In an embedded setting, this will likely be a lot less due to a smaller (16-bit or 32-bit) memory space, and therefore 2× or 4× smaller pointers.

Now, for the functions themselves.
Remember that these instantiations only set up the lookup tables for `format_untyped`, so they're likely to be inlined into the caller---though I've inhibited that with the `[[gnu::noinline]]` attribute, to sum up the figures for this post.

:::: details

::: summary

List of instantiations of the new `fmt::format`

:::

::: details-content

```cpp
0x3f <>
0x47 <Format_Hex>
0x47 <bool>
0x47 <char [128]>
0x47 <char [20]>
0x47 <char [32]>
0x47 <char const*>
0x47 <char*>
0x47 <double>
0x47 <float>
0x47 <int>
0x47 <unsigned int>
0x47 <unsigned long>
0x49 <Writer::Chunk*, unsigned long long>
0x49 <char [128], char const*>
0x49 <char const*, Entity_Id>
0x49 <char const*, Vec2i>
0x49 <char const*, Vec3>
0x49 <char const*, char [80]>
0x49 <char const*, char const*>
0x49 <char const*, char*>
0x49 <char const*, unsigned int>
0x49 <int, char [32]>
0x49 <int, char const*>
0x49 <int, int>
0x4e <Writer::Chunk*, unsigned long long, char const*>
0x4e <char [32], char const*, char const*>
0x4e <char const*, int, char const*>
0x4e <char const*, int, int>
0x4e <int, int, char const*>
0x4e <int, int, int>
0x53 <char const*, int, int, char const*>
0x53 <int, char const*, int, int>
0x5d <char const*, int, int, unsigned int, char const*>
0x5d <int, int, int, int, char const*>
```

:::

::::

That's 2611 bytes of machine code, and summing it up with the space taken up by lookup tables, comes out at 3187 bytes in the executable.
That's *61.7%* the size of the previous version---quite a hefty save!

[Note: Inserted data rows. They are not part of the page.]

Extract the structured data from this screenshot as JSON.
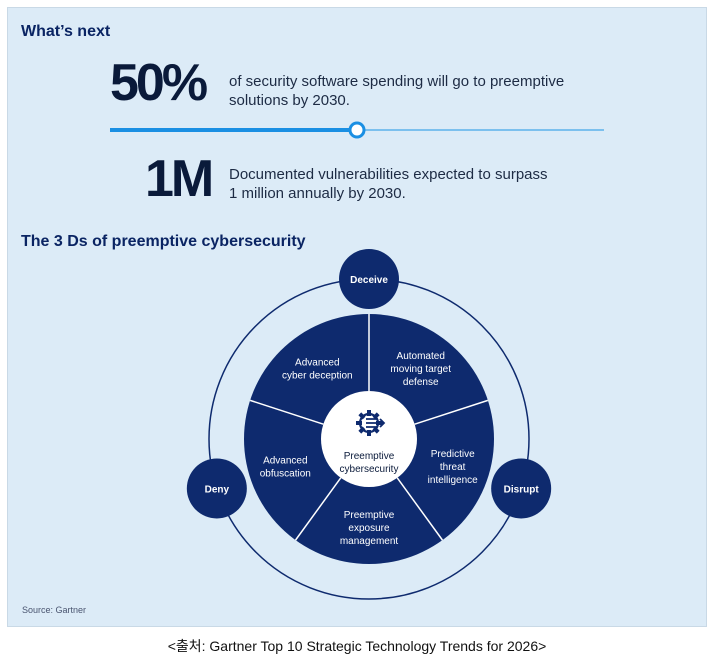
{
  "header": {
    "title": "What’s next"
  },
  "stats": [
    {
      "value": "50%",
      "text_line1": "of security software spending will go to preemptive",
      "text_line2": "solutions by 2030."
    },
    {
      "value": "1M",
      "text_line1": "Documented vulnerabilities expected to surpass",
      "text_line2": "1 million annually by 2030."
    }
  ],
  "progress": {
    "fraction": 0.5
  },
  "diagram": {
    "title": "The 3 Ds of preemptive cybersecurity",
    "center": {
      "line1": "Preemptive",
      "line2": "cybersecurity",
      "icon": "gear-arrows-icon"
    },
    "ds": [
      "Deceive",
      "Disrupt",
      "Deny"
    ],
    "segments": [
      {
        "lines": [
          "Advanced",
          "cyber deception"
        ]
      },
      {
        "lines": [
          "Automated",
          "moving target",
          "defense"
        ]
      },
      {
        "lines": [
          "Predictive",
          "threat",
          "intelligence"
        ]
      },
      {
        "lines": [
          "Preemptive",
          "exposure",
          "management"
        ]
      },
      {
        "lines": [
          "Advanced",
          "obfuscation"
        ]
      }
    ]
  },
  "footer": {
    "source": "Source: Gartner"
  },
  "caption": "<출처: Gartner Top 10 Strategic Technology Trends for 2026>",
  "colors": {
    "navy": "#0e2a6e",
    "accent": "#1a8fe3",
    "background": "#dcebf7"
  }
}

And this would only multiply in larger codebases.
Imagine the megabytes of disk space saved if a refactor of this scale were done on the Unreal Engine...


### C version

It feels to me like with a bit of elbow grease, this library could be adapted to plain old C as well.

You would have to replace the template bits with macros and `...` / `va_list` though, and I'm not entirely sure how to resolve types into functions---feels like C11 `_Generic` could be of help.

The worst part would probably be emulating the parameter packs, because the preprocessor doesn't make it easy to transform the individual elements in a `__VA_ARGS__` list---but it [seems possible](https://github.com/pfultz2/Cloak/wiki/C-Preprocessor-tricks,-tips,-and-idioms), if a bit horrid.

Maybe in another post.

---

Thank you once again to my friend Tori for giving feedback on a draft of this post!